A hacking group known as ‘Pink Drainer’ is engaging in phishing attacks, targeting Discord and Twitter accounts to carry out cryptocurrency theft. ScamSniffer analysts have reported that Pink Drainer has successfully compromised the accounts of 1,932 victims, resulting in the theft of approximately $2,997,307 worth of digital assets on the Mainnet and Arbitrum platforms. One incident captured the attention of ScamSniffer’s monitoring bots when the threat actors stole $327,000 worth of NFTs from a single individual.
The recent targets of Pink Drainer include notable figures such as OpenAI’s CTO Mira Murati, musician Steve Aoki, and various cryptocurrency projects like Evmos, Pika Protocol, Orbiter Finance, LiFi, Flare Network, Cherry Network, and Starknet.
The hacking group adopts a strategy of impersonating journalists from reputable media outlets like Cointelegraph and Decrypt. They engage in fraudulent interviews with their victims after gaining their trust. To validate the victims’ identities, Pink Drainer directs them to websites that steal Discord authentication tokens.
These websites masquerade as malicious bots, prompting victims to add bookmarks containing JavaScript code that acts maliciously. This code enables the theft of Discord tokens, granting the attackers access to the accounts without the need for user credentials or interception of two-factor authentication codes.

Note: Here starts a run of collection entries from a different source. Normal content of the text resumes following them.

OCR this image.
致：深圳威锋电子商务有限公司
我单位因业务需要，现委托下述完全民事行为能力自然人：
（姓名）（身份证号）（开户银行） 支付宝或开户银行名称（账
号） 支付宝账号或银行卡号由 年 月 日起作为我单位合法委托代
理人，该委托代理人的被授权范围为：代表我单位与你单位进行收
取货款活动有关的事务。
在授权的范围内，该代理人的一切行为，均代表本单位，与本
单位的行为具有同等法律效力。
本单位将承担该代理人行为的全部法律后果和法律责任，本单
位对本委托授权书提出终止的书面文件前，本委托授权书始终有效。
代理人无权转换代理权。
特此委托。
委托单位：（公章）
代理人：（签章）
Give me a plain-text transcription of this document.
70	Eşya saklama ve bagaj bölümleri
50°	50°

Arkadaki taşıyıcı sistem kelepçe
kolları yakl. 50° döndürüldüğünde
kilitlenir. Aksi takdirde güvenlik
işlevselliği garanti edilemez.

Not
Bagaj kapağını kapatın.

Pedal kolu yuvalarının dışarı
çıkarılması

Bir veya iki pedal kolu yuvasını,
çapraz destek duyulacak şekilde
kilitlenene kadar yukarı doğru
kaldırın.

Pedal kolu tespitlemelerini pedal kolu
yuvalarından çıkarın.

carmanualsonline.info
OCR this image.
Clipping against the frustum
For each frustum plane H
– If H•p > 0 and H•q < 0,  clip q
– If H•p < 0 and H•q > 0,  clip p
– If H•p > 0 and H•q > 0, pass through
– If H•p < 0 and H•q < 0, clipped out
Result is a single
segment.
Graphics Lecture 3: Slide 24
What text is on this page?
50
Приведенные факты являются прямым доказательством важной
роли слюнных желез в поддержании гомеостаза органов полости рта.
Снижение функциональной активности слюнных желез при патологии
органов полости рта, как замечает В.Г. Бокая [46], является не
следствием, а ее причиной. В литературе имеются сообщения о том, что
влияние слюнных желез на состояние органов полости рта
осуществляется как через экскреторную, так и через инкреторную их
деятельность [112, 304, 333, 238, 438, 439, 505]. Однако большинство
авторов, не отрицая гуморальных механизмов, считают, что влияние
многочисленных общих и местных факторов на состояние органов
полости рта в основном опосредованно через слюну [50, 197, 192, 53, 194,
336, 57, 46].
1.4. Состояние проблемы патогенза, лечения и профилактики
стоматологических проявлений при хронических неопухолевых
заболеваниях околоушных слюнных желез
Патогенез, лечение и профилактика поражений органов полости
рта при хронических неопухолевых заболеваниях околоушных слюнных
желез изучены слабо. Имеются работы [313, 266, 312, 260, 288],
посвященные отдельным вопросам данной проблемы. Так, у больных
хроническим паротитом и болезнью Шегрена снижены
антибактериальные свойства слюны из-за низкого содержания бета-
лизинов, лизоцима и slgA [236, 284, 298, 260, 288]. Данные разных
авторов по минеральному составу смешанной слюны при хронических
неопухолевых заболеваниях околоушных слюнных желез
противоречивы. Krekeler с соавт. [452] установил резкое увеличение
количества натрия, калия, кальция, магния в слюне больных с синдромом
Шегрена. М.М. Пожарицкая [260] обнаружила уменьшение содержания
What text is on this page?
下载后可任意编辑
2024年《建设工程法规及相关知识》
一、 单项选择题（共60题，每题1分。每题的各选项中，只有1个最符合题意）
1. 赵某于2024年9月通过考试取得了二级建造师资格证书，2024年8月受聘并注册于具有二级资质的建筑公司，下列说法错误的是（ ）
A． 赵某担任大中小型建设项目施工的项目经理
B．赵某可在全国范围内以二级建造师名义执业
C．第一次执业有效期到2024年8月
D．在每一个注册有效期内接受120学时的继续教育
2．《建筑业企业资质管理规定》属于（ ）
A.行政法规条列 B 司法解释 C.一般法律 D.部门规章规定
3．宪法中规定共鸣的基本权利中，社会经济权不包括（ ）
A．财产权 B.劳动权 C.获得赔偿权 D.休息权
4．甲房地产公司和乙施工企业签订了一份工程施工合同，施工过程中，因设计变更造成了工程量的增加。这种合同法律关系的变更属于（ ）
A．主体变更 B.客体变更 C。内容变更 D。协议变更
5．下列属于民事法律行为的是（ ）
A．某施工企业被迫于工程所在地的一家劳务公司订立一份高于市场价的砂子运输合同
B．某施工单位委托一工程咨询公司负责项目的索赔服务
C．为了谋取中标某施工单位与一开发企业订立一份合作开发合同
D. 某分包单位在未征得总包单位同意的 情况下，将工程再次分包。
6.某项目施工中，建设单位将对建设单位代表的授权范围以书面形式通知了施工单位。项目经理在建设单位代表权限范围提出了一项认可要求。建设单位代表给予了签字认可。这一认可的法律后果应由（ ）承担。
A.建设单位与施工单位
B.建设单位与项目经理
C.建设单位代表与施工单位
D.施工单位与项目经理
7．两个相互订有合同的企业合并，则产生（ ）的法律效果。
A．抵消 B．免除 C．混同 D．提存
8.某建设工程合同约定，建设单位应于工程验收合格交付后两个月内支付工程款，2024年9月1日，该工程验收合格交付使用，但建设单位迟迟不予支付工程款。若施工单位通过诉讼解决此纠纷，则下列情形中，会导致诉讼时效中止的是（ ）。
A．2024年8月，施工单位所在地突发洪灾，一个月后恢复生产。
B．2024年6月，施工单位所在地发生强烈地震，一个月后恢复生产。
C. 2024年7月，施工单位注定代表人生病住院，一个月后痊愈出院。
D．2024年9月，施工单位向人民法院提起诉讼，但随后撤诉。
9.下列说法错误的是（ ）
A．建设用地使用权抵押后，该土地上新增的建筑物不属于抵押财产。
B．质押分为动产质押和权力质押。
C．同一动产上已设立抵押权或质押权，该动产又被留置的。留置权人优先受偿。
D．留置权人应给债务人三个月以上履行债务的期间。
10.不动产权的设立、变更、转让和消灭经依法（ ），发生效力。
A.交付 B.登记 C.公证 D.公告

Once in control of the compromised accounts, Pink Drainer sets itself as administrator, removing all other administrators to carry out undisturbed theft of digital assets and sensitive information. In cases where the targeted account belongs to a well-known project or individual with a substantial following, the attackers exploit their access to promote fraudulent giveaways, cryptocurrency scams, fake mints, and phishing pages.
High-profile digital asset holders need to exercise caution and skepticism regarding communications from media outlets. If approached by a journalist, it is advisable to contact the media outlet directly using the contact details provided on their official website to verify the message’s authenticity.
Cryptocurrency investors need to exercise caution when encountering promotions shared by legitimate accounts. Trusting such advertisements can be risky. Instead, taking steps to confirm the legitimacy of giveaways and token drops is crucial.
It is possibly by independently verifying the information provided through official channels, such as the platform’s official website, and cross-referencing it with other verified social media channels.
By conducting these checks, investors can mitigate the risk of falling victim to fraudulent schemes and protect their cryptocurrency investments. Remaining vigilant and implementing these precautions can help protect against the ongoing activities of Pink Drainer and safeguard digital assets.